For precisely this reason, overcoming the prejudice of the educated elites is going to be a long and difficult task. But we are currently presented with the best opportunity in decades.
If we wanted to demonstrate that the policies of the left are not really scientific and high-tech, the most obvious demonstration we could ask for is a massive reform of the health-care system that is totally dependent on a website—which the progressive, scientific planners cannot successfully manage to build. Over the longer term we are about to discover how, rather than reforming the system to provide better health insurance, government regulations are smashing the system to pieces and taking away our health insurance.
The biggest danger of the next year is that the ObamaCare disaster will distract the right from the task of internal reform. By making it much easier for Republicans to pick up seats in the next midterm election, it will reduce the right's sense of urgency.
Yet the collapse of ObamaCare is actually the best vehicle for reforming the party's message and approach. Teaching the lessons of ObamaCare is the opportunity for reform and outreach. For the poor, this is an opportunity to teach them about the callous "compassion" of the statists, who promise help but deliver dependency on an intrusive, incompetent central government. For the elites, this is an opportunity to teach them that there is nothing modern, sophisticated, or idealistic about making everyone into a ward of the state.
If you think this is impossible, readers may remember that I've been documenting the conversion of Paul David Hewson, known as Bono, a liberal humanitarian who has honestly confronted the evidence about poverty and prosperity in Africa and has begun, in his own words, to "preach capitalism."
Shortly before the era of the Locofocos, Alexis de Tocqueville visited America and described the prevailing doctrine of "self-interest properly understood," a form of free-market individualism.
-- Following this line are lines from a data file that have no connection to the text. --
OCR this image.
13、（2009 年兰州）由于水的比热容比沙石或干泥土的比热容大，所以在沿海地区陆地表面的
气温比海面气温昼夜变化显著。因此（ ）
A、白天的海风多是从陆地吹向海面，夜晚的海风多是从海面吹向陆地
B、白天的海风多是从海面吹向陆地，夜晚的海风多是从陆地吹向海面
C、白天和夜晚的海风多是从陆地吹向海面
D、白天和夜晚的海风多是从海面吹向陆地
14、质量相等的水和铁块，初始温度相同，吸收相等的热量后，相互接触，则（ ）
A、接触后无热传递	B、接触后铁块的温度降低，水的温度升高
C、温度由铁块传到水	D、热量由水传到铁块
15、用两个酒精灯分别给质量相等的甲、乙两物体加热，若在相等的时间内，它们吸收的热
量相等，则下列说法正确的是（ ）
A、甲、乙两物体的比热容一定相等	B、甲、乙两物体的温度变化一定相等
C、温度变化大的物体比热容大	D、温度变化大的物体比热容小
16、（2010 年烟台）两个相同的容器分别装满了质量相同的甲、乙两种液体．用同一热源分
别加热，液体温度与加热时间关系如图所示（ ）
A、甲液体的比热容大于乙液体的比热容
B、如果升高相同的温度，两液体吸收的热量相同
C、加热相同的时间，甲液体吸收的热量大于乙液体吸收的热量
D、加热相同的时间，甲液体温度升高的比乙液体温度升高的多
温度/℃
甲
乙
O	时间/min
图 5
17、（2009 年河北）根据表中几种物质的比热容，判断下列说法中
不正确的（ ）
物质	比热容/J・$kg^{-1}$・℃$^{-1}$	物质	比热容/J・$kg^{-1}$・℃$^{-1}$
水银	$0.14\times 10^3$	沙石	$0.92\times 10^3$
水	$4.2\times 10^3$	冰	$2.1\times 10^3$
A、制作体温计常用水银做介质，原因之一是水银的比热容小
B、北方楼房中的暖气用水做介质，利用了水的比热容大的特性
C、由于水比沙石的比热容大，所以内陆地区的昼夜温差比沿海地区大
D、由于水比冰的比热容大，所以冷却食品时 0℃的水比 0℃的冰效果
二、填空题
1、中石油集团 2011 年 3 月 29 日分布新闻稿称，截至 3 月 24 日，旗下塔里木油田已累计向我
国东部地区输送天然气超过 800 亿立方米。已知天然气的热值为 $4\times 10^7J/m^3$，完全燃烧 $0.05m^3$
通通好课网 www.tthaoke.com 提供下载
He remarked, with some surprise, that "you hear it as much from the poor as from the rich." That is the goal we need to strive for: that an individualist philosophy and the benefits of the free market will be universally understood and become the common cause of "workingmen and reformers."
Eventually, perhaps the radical reformers in the big cities will drop their reactionary liberalism and embrace the truly radical reform which is the free market.